Outside of the brain, the heart is probably the organ that you miss the most when it ceases to function correctly. Unfortunately, as we cannot grow custom replacement hearts yet, we have to keep heart patients alive long enough for them to receive a donor heart. Yet despite the heart being essentially a blood pump, engineering even a short-term artificial replacement has been a struggle for many decades. A new contender has now arrived in the BiVACOR TAH (total artificial heart), which just had the first prototype implanted in a human patient.
Unlike the typical membrane-based pumps, the BiVACOR TAH is a rotary pump that uses an impeller-based design with magnetic levitation replacing bearings and theoretically minimizing damage to the blood. This design should also mean a significant flowrate, enough even for an exercising adult. Naturally, this TAH is only being tested as a bridge-to-transplant solution, for patients with a failing heart who do not qualify for a ventricular assist device. This may give more heart patients a chance to that donor heart transplant, even if a TAH as a destination therapy could save so many more lives.

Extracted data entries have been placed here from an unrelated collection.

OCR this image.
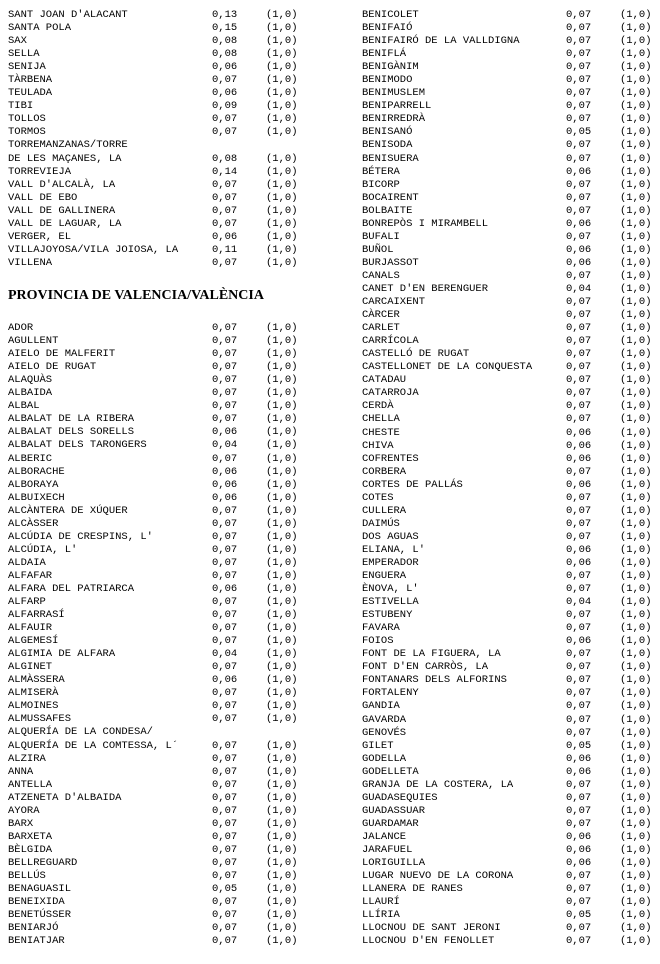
SANT JOAN D'ALACANT	0,13	(1,0)
SANTA POLA	0,15	(1,0)
SAX	0,08	(1,0)
SELLA	0,08	(1,0)
SENIJA	0,06	(1,0)
TÀRBENA	0,07	(1,0)
TEULADA	0,06	(1,0)
TIBI	0,09	(1,0)
TOLLOS	0,07	(1,0)
TORMOS	0,07	(1,0)
TORREMANZANAS/TORRE
DE LES MAÇANES, LA	0,08	(1,0)
TORREVIEJA	0,14	(1,0)
VALL D'ALCALÀ, LA	0,07	(1,0)
VALL DE EBO	0,07	(1,0)
VALL DE GALLINERA	0,07	(1,0)
VALL DE LAGUAR, LA	0,07	(1,0)
VERGER, EL	0,06	(1,0)
VILLAJOYOSA/VILA JOIOSA, LA	0,11	(1,0)
VILLENA	0,07	(1,0)
PROVINCIA DE VALENCIA/VALÈNCIA
ADOR	0,07	(1,0)
AGULLENT	0,07	(1,0)
AIELO DE MALFERIT	0,07	(1,0)
AIELO DE RUGAT	0,07	(1,0)
ALAQUÀS	0,07	(1,0)
ALBAIDA	0,07	(1,0)
ALBAL	0,07	(1,0)
ALBALAT DE LA RIBERA	0,07	(1,0)
ALBALAT DELS SORELLS	0,06	(1,0)
ALBALAT DELS TARONGERS	0,04	(1,0)
ALBERIC	0,07	(1,0)
ALBORACHE	0,06	(1,0)
ALBORAYA	0,06	(1,0)
ALBUIXECH	0,06	(1,0)
ALCÀNTERA DE XÚQUER	0,07	(1,0)
ALCÀSSER	0,07	(1,0)
ALCÚDIA DE CRESPINS, L'	0,07	(1,0)
ALCÚDIA, L'	0,07	(1,0)
ALDAIA	0,07	(1,0)
ALFAFAR	0,07	(1,0)
ALFARA DEL PATRIARCA	0,06	(1,0)
ALFARP	0,07	(1,0)
ALFARRASÍ	0,07	(1,0)
ALFAUIR	0,07	(1,0)
ALGEMESÍ	0,07	(1,0)
ALGIMIA DE ALFARA	0,04	(1,0)
ALGINET	0,07	(1,0)
ALMÀSSERA	0,06	(1,0)
ALMISERÀ	0,07	(1,0)
ALMOINES	0,07	(1,0)
ALMUSSAFES	0,07	(1,0)
ALQUERÍA DE LA CONDESA/
ALQUERÍA DE LA COMTESSA, L´	0,07	(1,0)
ALZIRA	0,07	(1,0)
ANNA	0,07	(1,0)
ANTELLA	0,07	(1,0)
ATZENETA D'ALBAIDA	0,07	(1,0)
AYORA	0,07	(1,0)
BARX	0,07	(1,0)
BARXETA	0,07	(1,0)
BÈLGIDA	0,07	(1,0)
BELLREGUARD	0,07	(1,0)
BELLÚS	0,07	(1,0)
BENAGUASIL	0,05	(1,0)
BENEIXIDA	0,07	(1,0)
BENETÚSSER	0,07	(1,0)
BENIARJÓ	0,07	(1,0)
BENIATJAR	0,07	(1,0)
BENICOLET	0,07	(1,0)
BENIFAIÓ	0,07	(1,0)
BENIFAIRÓ DE LA VALLDIGNA	0,07	(1,0)
BENIFLÁ	0,07	(1,0)
BENIGÀNIM	0,07	(1,0)
BENIMODO	0,07	(1,0)
BENIMUSLEM	0,07	(1,0)
BENIPARRELL	0,07	(1,0)
BENIRREDRÀ	0,07	(1,0)
BENISANÓ	0,05	(1,0)
BENISODA	0,07	(1,0)
BENISUERA	0,07	(1,0)
BÉTERA	0,06	(1,0)
BICORP	0,07	(1,0)
BOCAIRENT	0,07	(1,0)
BOLBAITE	0,07	(1,0)
BONREPÒS I MIRAMBELL	0,06	(1,0)
BUFALI	0,07	(1,0)
BUÑOL	0,06	(1,0)
BURJASSOT	0,06	(1,0)
CANALS	0,07	(1,0)
CANET D'EN BERENGUER	0,04	(1,0)
CARCAIXENT	0,07	(1,0)
CÀRCER	0,07	(1,0)
CARLET	0,07	(1,0)
CARRÍCOLA	0,07	(1,0)
CASTELLÓ DE RUGAT	0,07	(1,0)
CASTELLONET DE LA CONQUESTA	0,07	(1,0)
CATADAU	0,07	(1,0)
CATARROJA	0,07	(1,0)
CERDÀ	0,07	(1,0)
CHELLA	0,07	(1,0)
CHESTE	0,06	(1,0)
CHIVA	0,06	(1,0)
COFRENTES	0,06	(1,0)
CORBERA	0,07	(1,0)
CORTES DE PALLÁS	0,06	(1,0)
COTES	0,07	(1,0)
CULLERA	0,07	(1,0)
DAIMÚS	0,07	(1,0)
DOS AGUAS	0,07	(1,0)
ELIANA, L'	0,06	(1,0)
EMPERADOR	0,06	(1,0)
ENGUERA	0,07	(1,0)
ÈNOVA, L'	0,07	(1,0)
ESTIVELLA	0,04	(1,0)
ESTUBENY	0,07	(1,0)
FAVARA	0,07	(1,0)
FOIOS	0,06	(1,0)
FONT DE LA FIGUERA, LA	0,07	(1,0)
FONT D'EN CARRÒS, LA	0,07	(1,0)
FONTANARS DELS ALFORINS	0,07	(1,0)
FORTALENY	0,07	(1,0)
GANDIA	0,07	(1,0)
GAVARDA	0,07	(1,0)
GENOVÉS	0,07	(1,0)
GILET	0,05	(1,0)
GODELLA	0,06	(1,0)
GODELLETA	0,06	(1,0)
GRANJA DE LA COSTERA, LA	0,07	(1,0)
GUADASEQUIES	0,07	(1,0)
GUADASSUAR	0,07	(1,0)
GUARDAMAR	0,07	(1,0)
JALANCE	0,06	(1,0)
JARAFUEL	0,06	(1,0)
LORIGUILLA	0,06	(1,0)
LUGAR NUEVO DE LA CORONA	0,07	(1,0)
LLANERA DE RANES	0,07	(1,0)
LLAURÍ	0,07	(1,0)
LLÍRIA	0,05	(1,0)
LLOCNOU DE SANT JERONI	0,07	(1,0)
LLOCNOU D'EN FENOLLET	0,07	(1,0)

The harsh reality is that the number of donor hearts decreases each year while demand increases, leading to unconventional approaches like xenotransplantation using specially bred pigs as donor, as well as therapeutic cloning to grow a new heart from the patient’s own cells. Having a universal TAH that could be left in-place (destination therapy) for decades would offer a solid option next to the latter, but remains elusive. As shown by e.g. the lack of progress with a TAH like the ReinHeart despite a promising 2014 paper in a bovine model.
Hopefully before long we’ll figure out a reliable way to fix this ‘just a blood pump’ in our bodies, regardless of whether it’s a biological or mechanical solution.